The Prophet's Guidance on Greeting When Entering a Gathering — Handshaking and Salam
The questioner asks about the guidance of the Prophet ﷺ — namely: when a person enters a gathering, does he shake hands with everyone? Nothing is established from the Prophet ﷺ regarding this. What is established from the Prophet ﷺ is the salam [greeting], and the salam is given to all.
Some people shake hands with every single person and say to each one: "Al-salam 'alaykum. Al-salam 'alaykum." So he gives salam to each individual along with the handshake. And giving salam to every person individually — even though he has already given salam to all — has no basis. This is to be discouraged.
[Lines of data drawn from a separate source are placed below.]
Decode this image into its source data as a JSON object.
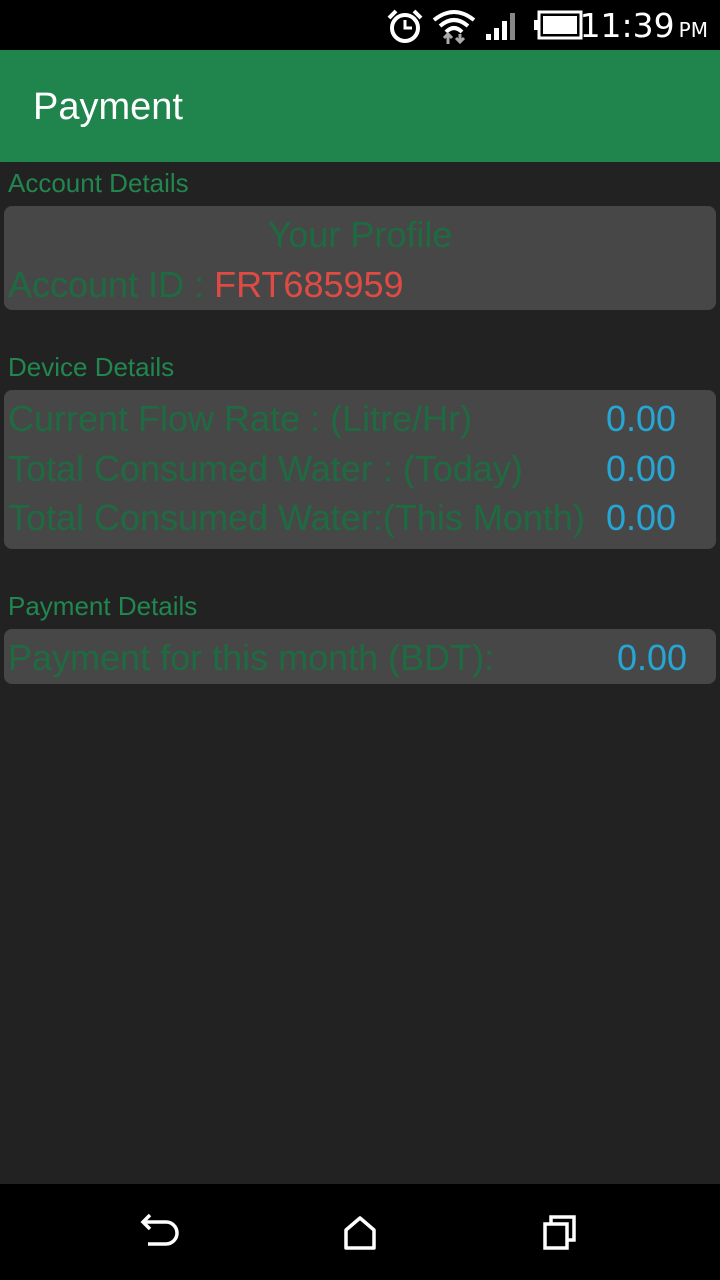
{
  "status_bar": {
    "time": "11:39",
    "ampm": "PM",
    "icons": [
      "alarm-icon",
      "wifi-icon",
      "signal-icon",
      "battery-icon"
    ]
  },
  "app_bar": {
    "title": "Payment"
  },
  "account": {
    "section_label": "Account Details",
    "card_title": "Your Profile",
    "account_id_label": "Account ID : ",
    "account_id_value": "FRT685959"
  },
  "device": {
    "section_label": "Device Details",
    "rows": [
      {
        "label": "Current Flow Rate : (Litre/Hr)",
        "value": "0.00"
      },
      {
        "label": "Total Consumed Water : (Today)",
        "value": "0.00"
      },
      {
        "label": "Total Consumed Water:(This Month)",
        "value": "0.00"
      }
    ]
  },
  "payment": {
    "section_label": "Payment Details",
    "row": {
      "label": "Payment for this month (BDT):",
      "value": "0.00"
    }
  },
  "nav_bar": {
    "icons": [
      "back-icon",
      "home-icon",
      "recents-icon"
    ]
  },
  "colors": {
    "accent": "#20844d",
    "label_green": "#1e6b42",
    "value_blue": "#25a6d4",
    "id_red": "#df4b44",
    "background": "#222222",
    "card": "#474747"
  }
}
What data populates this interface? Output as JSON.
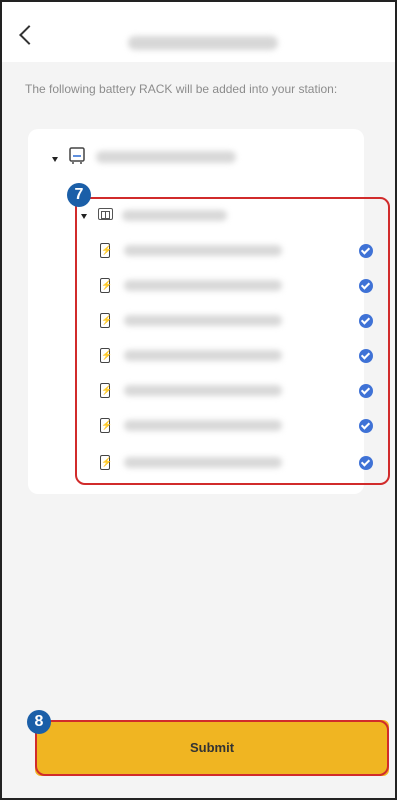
{
  "header": {
    "back_icon": "chevron-left-icon"
  },
  "subtitle": "The following battery RACK will be added into your station:",
  "annotations": {
    "rack_marker": "7",
    "submit_marker": "8"
  },
  "batteries": [
    {
      "icon": "battery-icon",
      "checked": true
    },
    {
      "icon": "battery-icon",
      "checked": true
    },
    {
      "icon": "battery-icon",
      "checked": true
    },
    {
      "icon": "battery-icon",
      "checked": true
    },
    {
      "icon": "battery-icon",
      "checked": true
    },
    {
      "icon": "battery-icon",
      "checked": true
    },
    {
      "icon": "battery-icon",
      "checked": true
    }
  ],
  "battery_glyph": "⚡",
  "submit_label": "Submit",
  "colors": {
    "accent": "#f0b522",
    "check": "#3f72d6",
    "highlight": "#d12b2b",
    "marker": "#1b5fa8"
  }
}
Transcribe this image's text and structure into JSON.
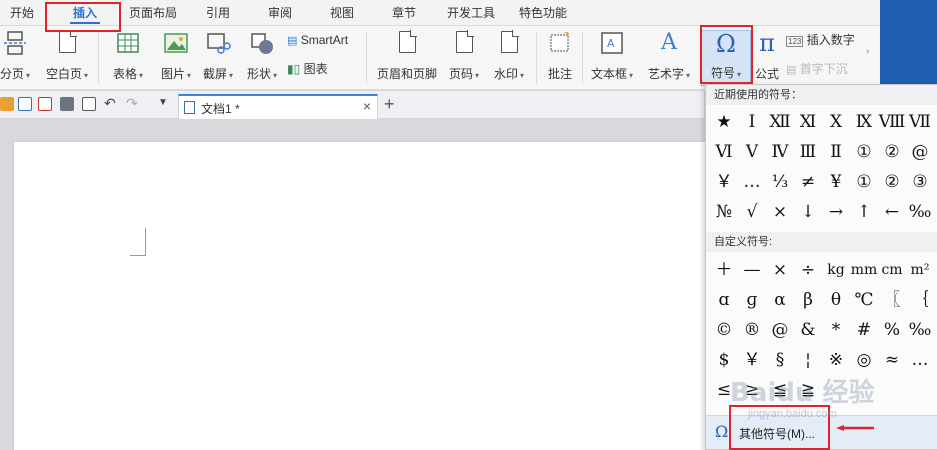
{
  "menu": {
    "tabs": [
      "开始",
      "插入",
      "页面布局",
      "引用",
      "审阅",
      "视图",
      "章节",
      "开发工具",
      "特色功能"
    ],
    "active_index": 1
  },
  "ribbon": {
    "page_break": "分页",
    "blank_page": "空白页",
    "table": "表格",
    "picture": "图片",
    "screenshot": "截屏",
    "shapes": "形状",
    "smartart": "SmartArt",
    "chart": "图表",
    "header_footer": "页眉和页脚",
    "page_number": "页码",
    "watermark": "水印",
    "comment": "批注",
    "textbox": "文本框",
    "wordart": "艺术字",
    "symbol": "符号",
    "formula": "公式",
    "insert_number": "插入数字",
    "drop_cap": "首字下沉"
  },
  "document": {
    "tab_title": "文档1 *"
  },
  "symbol_dropdown": {
    "recent_title": "近期使用的符号：",
    "recent_symbols": [
      "★",
      "Ⅰ",
      "Ⅻ",
      "Ⅺ",
      "Ⅹ",
      "Ⅸ",
      "Ⅷ",
      "Ⅶ",
      "Ⅵ",
      "Ⅴ",
      "Ⅳ",
      "Ⅲ",
      "Ⅱ",
      "①",
      "②",
      "@",
      "￥",
      "…",
      "⅓",
      "≠",
      "¥",
      "①",
      "②",
      "③",
      "№",
      "√",
      "×",
      "↓",
      "→",
      "↑",
      "←",
      "‰"
    ],
    "custom_title": "自定义符号:",
    "custom_symbols": [
      "＋",
      "—",
      "×",
      "÷",
      "kg",
      "mm",
      "cm",
      "m²",
      "ɑ",
      "ɡ",
      "α",
      "β",
      "θ",
      "℃",
      "〖",
      "｛",
      "©",
      "®",
      "@",
      "&",
      "*",
      "#",
      "%",
      "‰",
      "$",
      "￥",
      "§",
      "¦",
      "※",
      "◎",
      "≈",
      "…",
      "≤",
      "≥",
      "≦",
      "≧"
    ],
    "more_symbols": "其他符号(M)...",
    "more_icon": "omega-icon"
  },
  "colors": {
    "accent": "#2f6fd0",
    "annotation": "#e1232a",
    "side_panel": "#1f5fb0"
  }
}
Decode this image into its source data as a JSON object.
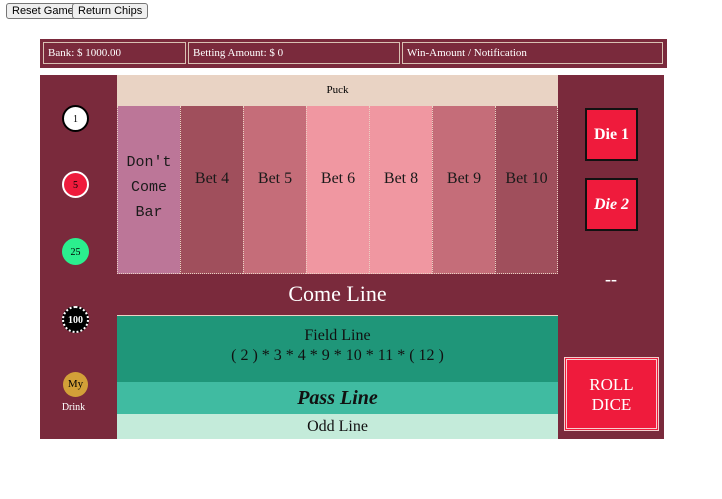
{
  "controls": {
    "reset_label": "Reset Game",
    "return_label": "Return Chips"
  },
  "status": {
    "bank": "Bank: $ 1000.00",
    "betting": "Betting Amount: $ 0",
    "notification": "Win-Amount / Notification"
  },
  "chips": [
    {
      "label": "1",
      "color": "#ffffff"
    },
    {
      "label": "5",
      "color": "#ef1b3c"
    },
    {
      "label": "25",
      "color": "#2bef8e"
    },
    {
      "label": "100",
      "color": "#000000"
    }
  ],
  "drink": {
    "label": "My",
    "caption": "Drink",
    "color": "#d3a038"
  },
  "table": {
    "puck": "Puck",
    "bets": [
      {
        "label": "Don't Come Bar",
        "color": "#bc7698"
      },
      {
        "label": "Bet 4",
        "color": "#a04f5c"
      },
      {
        "label": "Bet 5",
        "color": "#c56d79"
      },
      {
        "label": "Bet 6",
        "color": "#f097a1"
      },
      {
        "label": "Bet 8",
        "color": "#f097a1"
      },
      {
        "label": "Bet 9",
        "color": "#c56d79"
      },
      {
        "label": "Bet 10",
        "color": "#a04f5c"
      }
    ],
    "come_line": "Come Line",
    "field_line": "Field Line",
    "field_numbers": "( 2 ) * 3 * 4 * 9 * 10 * 11 * ( 12 )",
    "pass_line": "Pass Line",
    "odd_line": "Odd Line"
  },
  "dice": {
    "die1": "Die 1",
    "die2": "Die 2",
    "result": "--",
    "roll_line1": "ROLL",
    "roll_line2": "DICE"
  }
}
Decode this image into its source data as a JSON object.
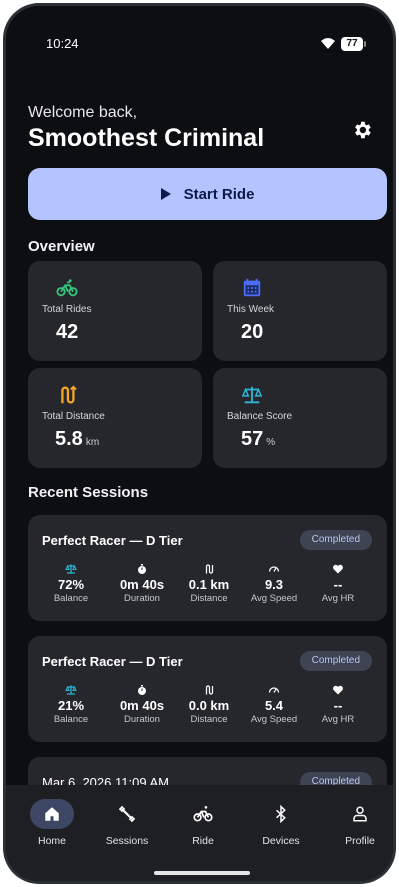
{
  "status_bar": {
    "time": "10:24",
    "battery": "77"
  },
  "header": {
    "welcome": "Welcome back,",
    "user_name": "Smoothest Criminal"
  },
  "start_ride": {
    "label": "Start Ride"
  },
  "overview": {
    "title": "Overview",
    "cards": [
      {
        "icon": "bike-icon",
        "color": "#34c77b",
        "label": "Total Rides",
        "value": "42",
        "unit": ""
      },
      {
        "icon": "calendar-icon",
        "color": "#4a6cf7",
        "label": "This Week",
        "value": "20",
        "unit": ""
      },
      {
        "icon": "route-icon",
        "color": "#f5a623",
        "label": "Total Distance",
        "value": "5.8",
        "unit": "km"
      },
      {
        "icon": "scale-icon",
        "color": "#2ab6d6",
        "label": "Balance Score",
        "value": "57",
        "unit": "%"
      }
    ]
  },
  "recent": {
    "title": "Recent Sessions",
    "sessions": [
      {
        "title": "Perfect Racer — D Tier",
        "badge": "Completed",
        "metrics": [
          {
            "icon": "scale-icon",
            "value": "72%",
            "label": "Balance"
          },
          {
            "icon": "timer-icon",
            "value": "0m 40s",
            "label": "Duration"
          },
          {
            "icon": "route-icon",
            "value": "0.1 km",
            "label": "Distance"
          },
          {
            "icon": "speedometer-icon",
            "value": "9.3",
            "label": "Avg Speed"
          },
          {
            "icon": "heart-icon",
            "value": "--",
            "label": "Avg HR"
          }
        ]
      },
      {
        "title": "Perfect Racer — D Tier",
        "badge": "Completed",
        "metrics": [
          {
            "icon": "scale-icon",
            "value": "21%",
            "label": "Balance"
          },
          {
            "icon": "timer-icon",
            "value": "0m 40s",
            "label": "Duration"
          },
          {
            "icon": "route-icon",
            "value": "0.0 km",
            "label": "Distance"
          },
          {
            "icon": "speedometer-icon",
            "value": "5.4",
            "label": "Avg Speed"
          },
          {
            "icon": "heart-icon",
            "value": "--",
            "label": "Avg HR"
          }
        ]
      },
      {
        "title": "Mar 6, 2026 11:09 AM",
        "badge": "Completed"
      }
    ]
  },
  "nav": {
    "items": [
      {
        "label": "Home",
        "icon": "home-icon",
        "active": true
      },
      {
        "label": "Sessions",
        "icon": "dumbbell-icon",
        "active": false
      },
      {
        "label": "Ride",
        "icon": "bike-icon",
        "active": false
      },
      {
        "label": "Devices",
        "icon": "bluetooth-icon",
        "active": false
      },
      {
        "label": "Profile",
        "icon": "person-icon",
        "active": false
      }
    ]
  },
  "colors": {
    "accent": "#b3c4ff",
    "background": "#0d0e11",
    "card": "#26272d",
    "balance": "#2ab6d6"
  }
}
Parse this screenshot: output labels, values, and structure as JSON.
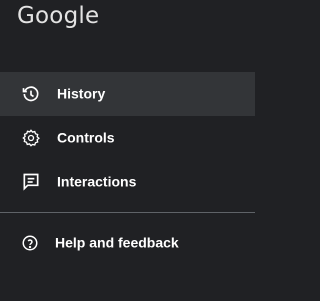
{
  "brand": {
    "logo_text": "Google"
  },
  "nav": {
    "items": [
      {
        "label": "History",
        "icon": "history-icon",
        "active": true
      },
      {
        "label": "Controls",
        "icon": "gear-icon",
        "active": false
      },
      {
        "label": "Interactions",
        "icon": "feedback-list-icon",
        "active": false
      }
    ]
  },
  "footer": {
    "help_label": "Help and feedback",
    "help_icon": "help-circle-icon"
  },
  "colors": {
    "background": "#202124",
    "active_item": "#333538",
    "text": "#ffffff",
    "divider": "#5f6368"
  }
}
As for the handshake — it may be from customs ('adat) rather than acts of worship ('ibadat), with the intent behind it being to bring hearts together, remove ill feelings, and dispel grudges. Such a practice brings about affection. But does this replace the verbal salam? If he gives salam to all once, that suffices. And if he shakes hands, he says: "How are you?" — asks after his wellbeing and makes du'a for him — and so on.
What appears is that the handshake is permissible, because the intent behind it is not worship — rather it is a custom for bringing hearts together. As for the hadith: "There are no two Muslims who meet and shake hands except that their sins fall away as leaves fall from a tree" — this hadith has some discussion about its chain of narration, and some scholars have graded it as hasan by the totality of its chains. It is possible to cite it as evidence for this matter — in the sense that he has already met and greeted them, and then at that point shakes their hands. But we do not say that this is the Sunnah — we say this is from the category of customs and traditions that do not contradict the Shari'ah.